Objective: To conduct a randomised controlled trial to better address this problem.

Methods: 119 infants (gestational age 28 weeks) with respiratory distress syndrome and PDA confirmed by echocardiography were randomly assigned to receive either indometacin (0.2 mg/kg) or ibuprofen (10 mg/kg), starting at <24 hours of life, followed by half these first doses within 48 hours at 24-hour intervals if indicated by echocardiographic PDA flow pattern.

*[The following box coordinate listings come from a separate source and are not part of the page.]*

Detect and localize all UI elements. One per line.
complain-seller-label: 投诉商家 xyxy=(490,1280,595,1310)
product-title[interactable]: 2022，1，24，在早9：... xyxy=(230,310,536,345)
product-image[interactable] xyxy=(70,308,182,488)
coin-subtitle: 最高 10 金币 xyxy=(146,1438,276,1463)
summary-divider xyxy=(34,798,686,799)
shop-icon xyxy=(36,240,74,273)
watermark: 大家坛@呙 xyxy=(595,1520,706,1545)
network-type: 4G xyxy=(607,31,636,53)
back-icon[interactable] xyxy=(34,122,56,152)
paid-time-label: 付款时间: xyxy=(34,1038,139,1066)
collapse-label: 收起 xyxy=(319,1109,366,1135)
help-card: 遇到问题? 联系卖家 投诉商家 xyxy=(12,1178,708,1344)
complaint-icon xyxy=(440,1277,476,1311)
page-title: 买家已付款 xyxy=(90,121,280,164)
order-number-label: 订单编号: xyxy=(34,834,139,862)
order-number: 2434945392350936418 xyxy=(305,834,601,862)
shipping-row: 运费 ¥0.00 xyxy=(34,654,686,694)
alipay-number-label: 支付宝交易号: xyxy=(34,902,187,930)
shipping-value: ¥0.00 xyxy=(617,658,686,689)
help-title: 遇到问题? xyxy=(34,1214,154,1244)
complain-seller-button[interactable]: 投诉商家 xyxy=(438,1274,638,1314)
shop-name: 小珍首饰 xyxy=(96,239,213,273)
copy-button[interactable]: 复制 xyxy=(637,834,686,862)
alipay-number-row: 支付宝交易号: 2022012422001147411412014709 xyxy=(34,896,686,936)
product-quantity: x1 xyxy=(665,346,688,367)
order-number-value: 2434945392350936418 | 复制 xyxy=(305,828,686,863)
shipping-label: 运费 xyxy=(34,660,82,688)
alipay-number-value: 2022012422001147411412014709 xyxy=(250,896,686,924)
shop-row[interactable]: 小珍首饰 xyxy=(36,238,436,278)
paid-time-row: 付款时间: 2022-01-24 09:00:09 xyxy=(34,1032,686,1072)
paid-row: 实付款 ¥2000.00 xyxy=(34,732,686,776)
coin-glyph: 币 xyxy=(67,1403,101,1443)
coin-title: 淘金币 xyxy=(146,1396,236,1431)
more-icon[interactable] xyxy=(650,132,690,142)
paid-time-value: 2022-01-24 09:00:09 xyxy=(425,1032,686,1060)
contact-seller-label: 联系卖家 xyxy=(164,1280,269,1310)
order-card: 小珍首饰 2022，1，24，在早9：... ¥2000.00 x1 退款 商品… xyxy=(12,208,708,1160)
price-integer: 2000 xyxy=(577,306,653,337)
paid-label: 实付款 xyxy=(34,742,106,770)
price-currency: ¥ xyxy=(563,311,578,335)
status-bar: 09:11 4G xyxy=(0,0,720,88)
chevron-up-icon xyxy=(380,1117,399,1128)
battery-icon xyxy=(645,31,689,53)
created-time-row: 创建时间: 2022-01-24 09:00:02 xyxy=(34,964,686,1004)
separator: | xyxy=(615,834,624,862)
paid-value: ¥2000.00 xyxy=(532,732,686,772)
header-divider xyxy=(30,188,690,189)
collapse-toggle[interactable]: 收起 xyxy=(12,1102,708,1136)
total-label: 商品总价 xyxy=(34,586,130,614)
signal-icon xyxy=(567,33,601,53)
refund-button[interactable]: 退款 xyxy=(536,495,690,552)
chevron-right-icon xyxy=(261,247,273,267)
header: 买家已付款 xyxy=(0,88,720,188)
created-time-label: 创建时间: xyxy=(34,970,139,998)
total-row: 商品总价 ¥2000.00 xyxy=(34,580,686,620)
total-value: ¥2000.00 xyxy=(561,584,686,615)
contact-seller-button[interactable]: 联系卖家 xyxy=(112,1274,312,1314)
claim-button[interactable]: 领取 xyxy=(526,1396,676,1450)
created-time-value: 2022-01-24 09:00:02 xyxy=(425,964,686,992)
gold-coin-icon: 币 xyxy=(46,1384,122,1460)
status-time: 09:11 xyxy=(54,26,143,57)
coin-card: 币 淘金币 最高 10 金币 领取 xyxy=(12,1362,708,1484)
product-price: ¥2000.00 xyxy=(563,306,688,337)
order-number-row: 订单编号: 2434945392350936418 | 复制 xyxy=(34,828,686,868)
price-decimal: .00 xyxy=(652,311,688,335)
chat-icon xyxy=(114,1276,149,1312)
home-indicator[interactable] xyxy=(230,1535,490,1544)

Results: The PDA closure rate and the doses of drug (mean (SD)) were similar in both groups: 53/60 (88.3%) and 1.9 (1.5) mg/kg in infants given ibuprofen, and 52/59 (88.1%) and 1.9 (1.7) mg/kg in infants given indometacin. No significant difference was found in the numbers of infants requiring surgical ligation, and the levels of post-treatment serum creatinine and urea nitrogen between the two groups. Although not significantly different, more infants (9/59 (15.3%)) treated with indometacin tended to develop oliguria (<1 ml/kg/h) than those treated with ibuprofen (4/60 (6.7%)). There were no significant differences in side effects or complications between the two groups.

Conclusions: Ibuprofen is as effective as indometacin for the early-targeted PDA treatment in extremely premature infants, without increasing the incidence of complications. When the echocardiographic PDA flow pattern was used as a guide for PDA treatment, fewer doses of drugs were needed to achieve acceptable closing rates.